One of the most controversial regulatory moves has been an amendment of the so-called "New Source Review," which forced ageing power plants and factories to install cutting edge pollution control technology when they increased their output or made other major changes.

Under changes proposed by the EPA and the Bush administration as part of its "clear skies initiative," as many as 50 percent fewer facilities would be required to install modern air pollution controls. A legal challenge has thus far prevented the new rules from going into effect.

The original rule was also not well-defined, the group notes, allowing power plants to "conduct extensive upgrades of older facilities and avoid compliance with more stringent anti-pollution measures."

"A rule completed in this agenda period would have authorised such questionably legal practices by expanding the definition of 'routine maintenance' to permit older polluting power plants to continue avoiding up-to-date pollution regulations while extensively upgrading their facilities," the report says.

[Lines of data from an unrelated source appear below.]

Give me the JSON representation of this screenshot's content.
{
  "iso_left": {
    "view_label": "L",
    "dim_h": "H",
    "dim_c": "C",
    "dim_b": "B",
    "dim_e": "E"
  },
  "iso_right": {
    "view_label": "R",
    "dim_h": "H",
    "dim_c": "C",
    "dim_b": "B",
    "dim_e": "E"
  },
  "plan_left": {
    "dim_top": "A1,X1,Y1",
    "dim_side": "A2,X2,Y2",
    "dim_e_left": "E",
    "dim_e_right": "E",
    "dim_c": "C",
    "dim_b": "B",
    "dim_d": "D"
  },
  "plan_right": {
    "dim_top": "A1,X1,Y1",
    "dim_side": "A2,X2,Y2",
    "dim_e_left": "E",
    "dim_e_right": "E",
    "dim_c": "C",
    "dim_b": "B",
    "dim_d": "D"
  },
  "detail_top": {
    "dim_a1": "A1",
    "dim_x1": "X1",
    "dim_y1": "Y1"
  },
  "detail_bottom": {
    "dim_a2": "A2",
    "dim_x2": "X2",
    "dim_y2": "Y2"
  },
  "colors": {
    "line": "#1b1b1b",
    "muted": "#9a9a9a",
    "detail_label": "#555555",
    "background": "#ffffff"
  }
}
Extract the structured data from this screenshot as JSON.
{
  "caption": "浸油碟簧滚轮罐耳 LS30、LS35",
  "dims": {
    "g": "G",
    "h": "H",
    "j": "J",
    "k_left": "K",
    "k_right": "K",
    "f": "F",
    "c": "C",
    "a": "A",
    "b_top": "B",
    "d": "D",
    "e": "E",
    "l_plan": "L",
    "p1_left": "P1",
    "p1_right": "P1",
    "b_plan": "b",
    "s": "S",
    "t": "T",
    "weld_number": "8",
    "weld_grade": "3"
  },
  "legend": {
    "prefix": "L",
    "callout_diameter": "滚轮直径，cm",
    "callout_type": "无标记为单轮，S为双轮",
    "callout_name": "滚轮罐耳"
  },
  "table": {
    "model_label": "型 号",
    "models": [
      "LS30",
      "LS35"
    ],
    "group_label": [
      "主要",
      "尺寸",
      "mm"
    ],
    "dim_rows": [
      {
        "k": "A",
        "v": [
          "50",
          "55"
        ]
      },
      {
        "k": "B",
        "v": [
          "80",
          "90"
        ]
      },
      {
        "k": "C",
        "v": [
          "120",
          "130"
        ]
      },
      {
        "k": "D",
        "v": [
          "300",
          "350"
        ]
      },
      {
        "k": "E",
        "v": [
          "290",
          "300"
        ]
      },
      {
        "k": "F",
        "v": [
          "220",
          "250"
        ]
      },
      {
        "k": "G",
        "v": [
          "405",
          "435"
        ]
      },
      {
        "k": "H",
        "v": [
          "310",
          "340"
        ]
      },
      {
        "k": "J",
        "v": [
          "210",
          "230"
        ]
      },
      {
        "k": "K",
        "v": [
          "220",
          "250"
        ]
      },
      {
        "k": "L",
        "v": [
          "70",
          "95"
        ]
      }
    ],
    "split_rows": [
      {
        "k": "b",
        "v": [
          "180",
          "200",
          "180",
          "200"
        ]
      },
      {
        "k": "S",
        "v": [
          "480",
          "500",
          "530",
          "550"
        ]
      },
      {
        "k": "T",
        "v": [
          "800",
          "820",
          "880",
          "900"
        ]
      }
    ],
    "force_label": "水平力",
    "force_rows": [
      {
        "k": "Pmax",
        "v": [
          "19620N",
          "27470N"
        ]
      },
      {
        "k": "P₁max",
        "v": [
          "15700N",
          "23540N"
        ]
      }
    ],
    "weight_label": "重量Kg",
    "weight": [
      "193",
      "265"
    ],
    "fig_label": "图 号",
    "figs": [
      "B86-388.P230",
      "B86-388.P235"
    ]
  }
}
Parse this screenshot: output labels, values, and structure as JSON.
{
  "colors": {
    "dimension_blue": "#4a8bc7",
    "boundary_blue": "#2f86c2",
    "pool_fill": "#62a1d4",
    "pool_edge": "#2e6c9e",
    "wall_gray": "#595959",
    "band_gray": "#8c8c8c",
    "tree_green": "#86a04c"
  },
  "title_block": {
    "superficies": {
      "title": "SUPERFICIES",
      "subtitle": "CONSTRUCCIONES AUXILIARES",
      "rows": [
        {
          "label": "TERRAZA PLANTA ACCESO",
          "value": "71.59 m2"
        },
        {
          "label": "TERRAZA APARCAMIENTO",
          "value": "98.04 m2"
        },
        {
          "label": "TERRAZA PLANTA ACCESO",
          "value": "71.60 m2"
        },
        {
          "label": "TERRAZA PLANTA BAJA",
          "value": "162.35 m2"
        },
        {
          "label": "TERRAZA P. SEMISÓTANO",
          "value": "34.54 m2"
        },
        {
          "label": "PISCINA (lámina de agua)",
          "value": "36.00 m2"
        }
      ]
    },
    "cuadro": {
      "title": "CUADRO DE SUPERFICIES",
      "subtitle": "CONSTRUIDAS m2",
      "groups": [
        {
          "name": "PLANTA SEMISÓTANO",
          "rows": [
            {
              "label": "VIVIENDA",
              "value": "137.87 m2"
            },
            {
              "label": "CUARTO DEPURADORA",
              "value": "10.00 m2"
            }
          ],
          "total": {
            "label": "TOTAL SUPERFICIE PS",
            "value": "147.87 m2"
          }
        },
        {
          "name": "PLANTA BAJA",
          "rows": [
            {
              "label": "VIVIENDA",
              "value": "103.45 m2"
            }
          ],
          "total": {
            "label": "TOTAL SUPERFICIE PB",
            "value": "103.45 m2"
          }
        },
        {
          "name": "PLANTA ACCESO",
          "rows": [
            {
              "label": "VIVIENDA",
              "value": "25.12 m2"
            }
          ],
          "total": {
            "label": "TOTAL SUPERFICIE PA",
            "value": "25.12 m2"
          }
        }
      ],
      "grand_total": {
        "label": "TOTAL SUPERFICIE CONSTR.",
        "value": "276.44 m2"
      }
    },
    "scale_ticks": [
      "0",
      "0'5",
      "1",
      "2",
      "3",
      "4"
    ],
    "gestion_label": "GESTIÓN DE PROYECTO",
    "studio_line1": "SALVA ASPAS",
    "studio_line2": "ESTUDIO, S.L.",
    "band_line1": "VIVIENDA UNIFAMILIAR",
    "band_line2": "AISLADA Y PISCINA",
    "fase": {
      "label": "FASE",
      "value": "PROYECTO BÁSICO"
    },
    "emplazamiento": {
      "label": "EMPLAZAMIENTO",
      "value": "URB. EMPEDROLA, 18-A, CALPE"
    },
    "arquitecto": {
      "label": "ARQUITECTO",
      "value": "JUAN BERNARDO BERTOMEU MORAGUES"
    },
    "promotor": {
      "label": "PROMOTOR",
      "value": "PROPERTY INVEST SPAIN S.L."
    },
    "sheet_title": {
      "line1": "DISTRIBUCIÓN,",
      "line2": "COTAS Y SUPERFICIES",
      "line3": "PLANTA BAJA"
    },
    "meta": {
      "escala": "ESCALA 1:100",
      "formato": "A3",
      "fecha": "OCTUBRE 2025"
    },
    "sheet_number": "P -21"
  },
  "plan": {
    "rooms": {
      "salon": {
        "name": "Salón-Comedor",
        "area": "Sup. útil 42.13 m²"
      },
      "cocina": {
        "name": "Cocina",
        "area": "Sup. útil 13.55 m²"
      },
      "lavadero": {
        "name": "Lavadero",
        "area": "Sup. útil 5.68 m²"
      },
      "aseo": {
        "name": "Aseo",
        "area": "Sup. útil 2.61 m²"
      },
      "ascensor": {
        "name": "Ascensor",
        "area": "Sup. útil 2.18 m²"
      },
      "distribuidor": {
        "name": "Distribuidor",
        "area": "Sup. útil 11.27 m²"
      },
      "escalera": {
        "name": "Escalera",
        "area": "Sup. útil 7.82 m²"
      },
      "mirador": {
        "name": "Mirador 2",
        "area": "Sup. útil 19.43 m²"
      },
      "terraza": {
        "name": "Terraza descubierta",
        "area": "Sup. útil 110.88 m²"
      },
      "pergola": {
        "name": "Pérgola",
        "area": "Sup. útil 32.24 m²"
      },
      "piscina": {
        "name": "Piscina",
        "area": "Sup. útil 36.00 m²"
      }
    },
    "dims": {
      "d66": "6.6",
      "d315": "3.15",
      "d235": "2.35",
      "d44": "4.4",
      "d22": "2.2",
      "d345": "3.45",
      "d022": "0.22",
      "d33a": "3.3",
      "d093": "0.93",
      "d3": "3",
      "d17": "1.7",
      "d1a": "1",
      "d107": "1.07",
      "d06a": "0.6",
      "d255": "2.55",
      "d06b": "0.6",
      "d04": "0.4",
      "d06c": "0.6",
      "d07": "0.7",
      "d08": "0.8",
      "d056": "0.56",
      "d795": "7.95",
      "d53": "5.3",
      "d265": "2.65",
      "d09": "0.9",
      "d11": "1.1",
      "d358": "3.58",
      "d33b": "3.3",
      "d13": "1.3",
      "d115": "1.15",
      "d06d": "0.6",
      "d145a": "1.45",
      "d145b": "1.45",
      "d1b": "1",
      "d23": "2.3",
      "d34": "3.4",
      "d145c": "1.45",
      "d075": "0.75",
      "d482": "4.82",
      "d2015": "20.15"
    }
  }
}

OMB Watch proposes a number of remedies to the problem. First, the group says that federal agencies should be required to disentangle rulemakings from the other items in the Unified Agenda, a semi-annual publication that lists regulatory priorities and updates the status of earlier agenda items.

And they should be required to count withdrawn items separately from completed actions. "The decision to abandon work altogether on an item is so different from the issuance of a final rule that the two do not belong together under the same heading, much less as though all were 'completed'," the group notes.

Most importantly, regulators should make the process more accessible to the public by clearly explaining the public need to be served by a rule, and the reasons for any withdrawals.

"The people deserve more," Shull said.